Additionally, against S. aureus and P. aeruginosa, the MIC significantly decreased after stabilization of the nanoemulsion with HA (F2 + HA), indicating a possible synergistic effect. According to Zamboni et al. [51], HA can exert a bacteriostatic effect. Therefore, incorporating products with antimicrobial action in systems with HA can potentially generate a synergistic action, inhibiting the multiplication of bacteria and promoting an effective approach to treating topical infections.

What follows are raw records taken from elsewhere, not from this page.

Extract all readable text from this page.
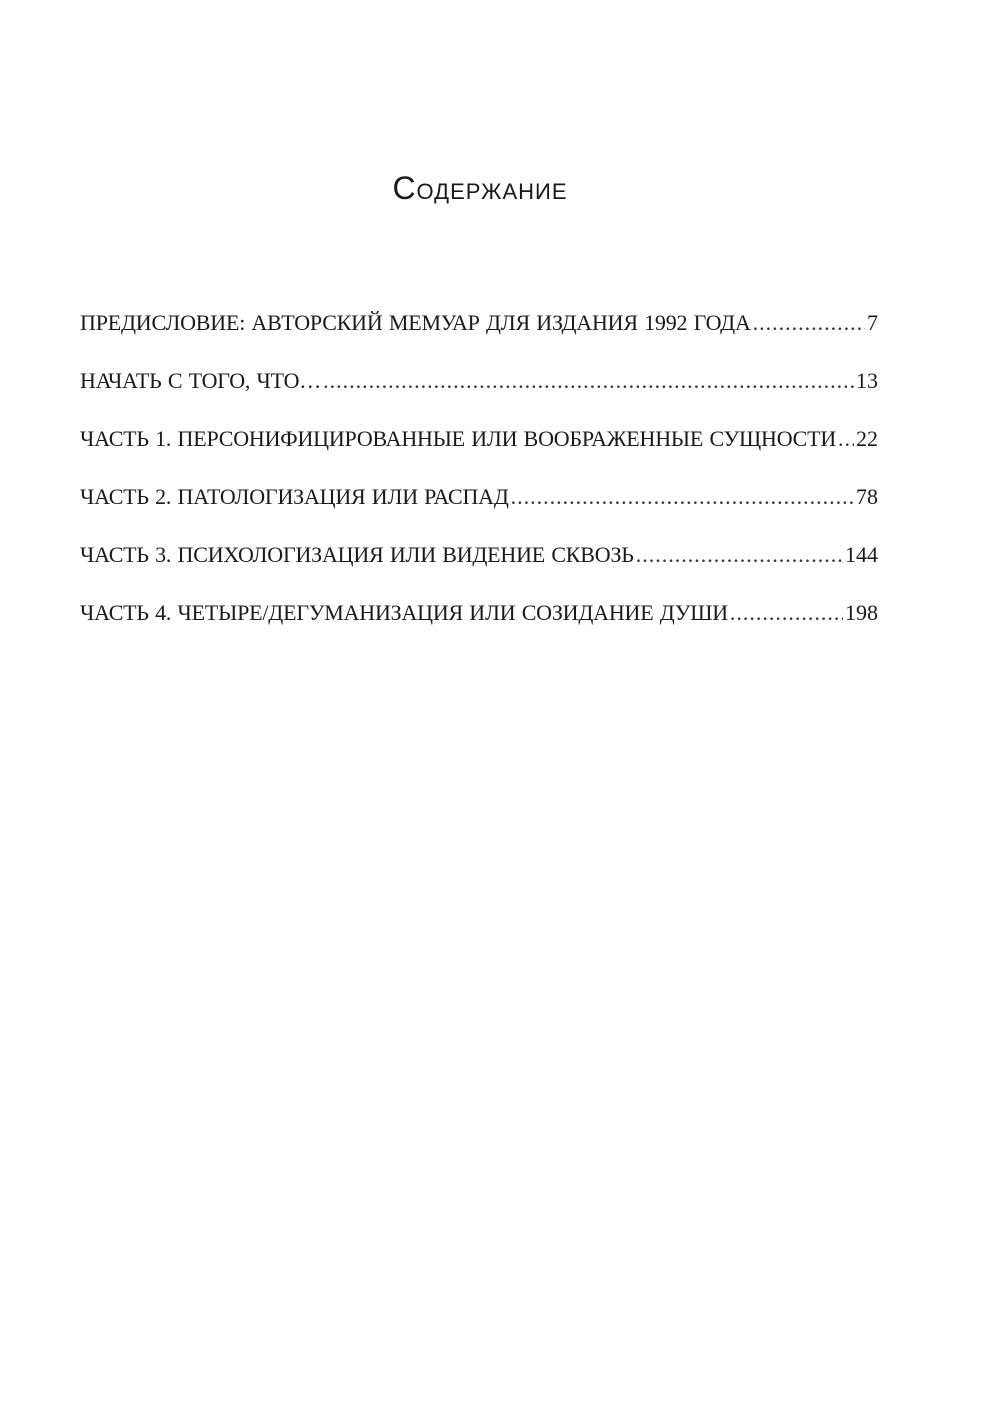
Содержание
ПРЕДИСЛОВИЕ: АВТОРСКИЙ МЕМУАР ДЛЯ ИЗДАНИЯ 1992 ГОДА .....	7
НАЧАТЬ С ТОГО, ЧТО… .....	13
ЧАСТЬ 1. ПЕРСОНИФИЦИРОВАННЫЕ ИЛИ ВООБРАЖЕННЫЕ СУЩНОСТИ ..... 22
ЧАСТЬ 2. ПАТОЛОГИЗАЦИЯ ИЛИ РАСПАД .....	78
ЧАСТЬ 3. ПСИХОЛОГИЗАЦИЯ ИЛИ ВИДЕНИЕ СКВОЗЬ .....	144
ЧАСТЬ 4. ЧЕТЫРЕ/ДЕГУМАНИЗАЦИЯ ИЛИ СОЗИДАНИЕ ДУШИ .....	198
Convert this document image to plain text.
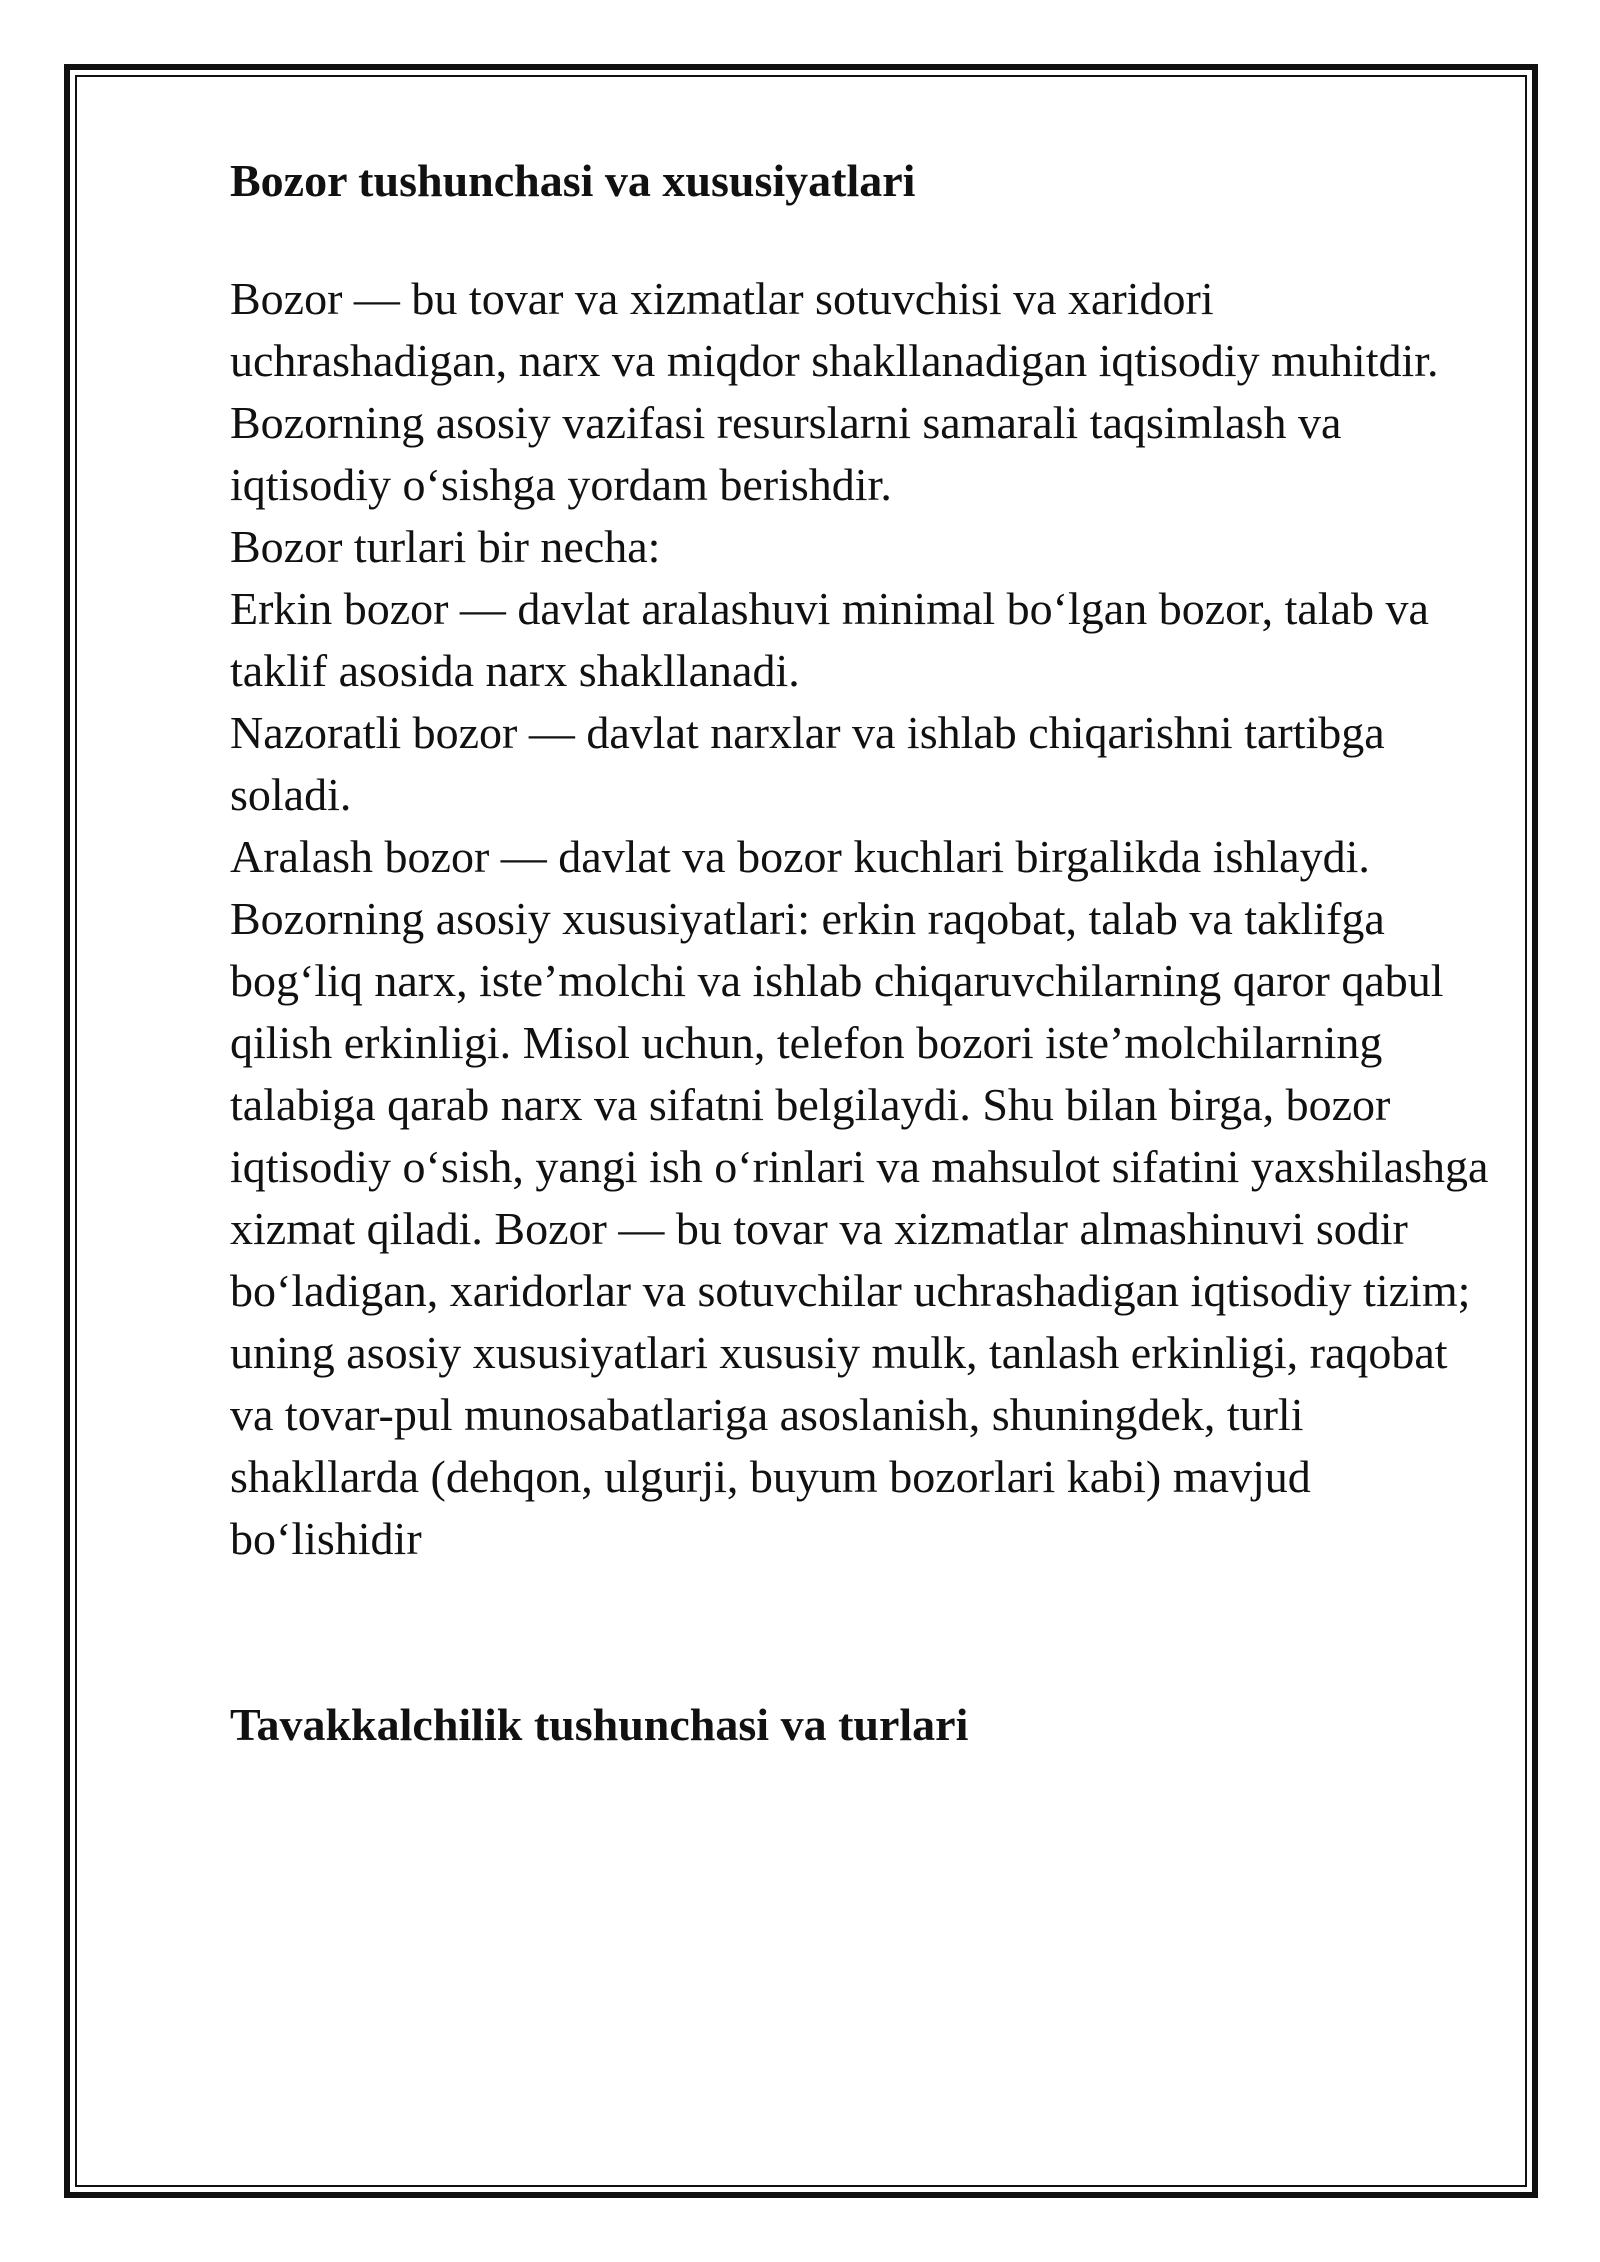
Bozor tushunchasi va xususiyatlari

Bozor — bu tovar va xizmatlar sotuvchisi va xaridori uchrashadigan, narx va miqdor shakllanadigan iqtisodiy muhitdir. Bozorning asosiy vazifasi resurslarni samarali taqsimlash va iqtisodiy o‘sishga yordam berishdir.

Bozor turlari bir necha:

Erkin bozor — davlat aralashuvi minimal bo‘lgan bozor, talab va taklif asosida narx shakllanadi.

Nazoratli bozor — davlat narxlar va ishlab chiqarishni tartibga soladi.

Aralash bozor — davlat va bozor kuchlari birgalikda ishlaydi.

Bozorning asosiy xususiyatlari: erkin raqobat, talab va taklifga bog‘liq narx, iste’molchi va ishlab chiqaruvchilarning qaror qabul qilish erkinligi. Misol uchun, telefon bozori iste’molchilarning talabiga qarab narx va sifatni belgilaydi. Shu bilan birga, bozor iqtisodiy o‘sish, yangi ish o‘rinlari va mahsulot sifatini yaxshilashga xizmat qiladi. Bozor — bu tovar va xizmatlar almashinuvi sodir bo‘ladigan, xaridorlar va sotuvchilar uchrashadigan iqtisodiy tizim; uning asosiy xususiyatlari xususiy mulk, tanlash erkinligi, raqobat va tovar-pul munosabatlariga asoslanish, shuningdek, turli shakllarda (dehqon, ulgurji, buyum bozorlari kabi) mavjud bo‘lishidir

Tavakkalchilik tushunchasi va turlari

Hyaluronic acid plays an integral role in wound healing, facilitating fibrin coagulation, modulating inflammatory response, promoting re-epithelialization, inducing migration and multiplication of dermal fibroblasts, and favoring angiogenesis [52]. Hence, combining the fight against oxidative stress and the antimicrobial effect of C. recutita extract, linked to the inherent benefits of the presence of HA in a formulation, leads to the inference that the F2 + HA nanoemulsion has potential for topical application, with a possible auxiliary effect on the healing process. The scope of this study was limited to the development of the nanoemulsion system. In future studies, the physicochemical stability and in vivo wound healing activity should be evaluated.

5. Conclusions

C. recutita extract, prepared with a 70% hydroalcoholic solution, exhibits in vitro antimicrobial activity against S. aureus (MIC = 26.04 mg mL⁻¹), S. pyogenes (MIC = 1.62 mg mL⁻¹), E. coli (MIC = 62.50 mg mL⁻¹), and P. aeruginosa (MIC = 15.62 mg mL⁻¹) and antioxidant capacity in DPPH, ABTS, and FRAP assays (22.32 μM_Trolox, 778.59 µmol_Trolox g_ext⁻¹ and 1085.70 µmol_Fe²⁺ g_ext⁻¹, respectively). This antimicrobial activity is further enhanced by incorporating the extract into a nanoemulsion system stabilized with HA. Based on physicochemical data, F2 + HA, formulated with 10.0% surfactant agent, 1.0% HA, and enriched with C. recutita extract, demonstrates homogeneous droplet size and PDI, a pH compatible with the skin, and satisfactory zeta potential and viscosity. These attributes make it suitable for topical application, potentially assisting in healing processes.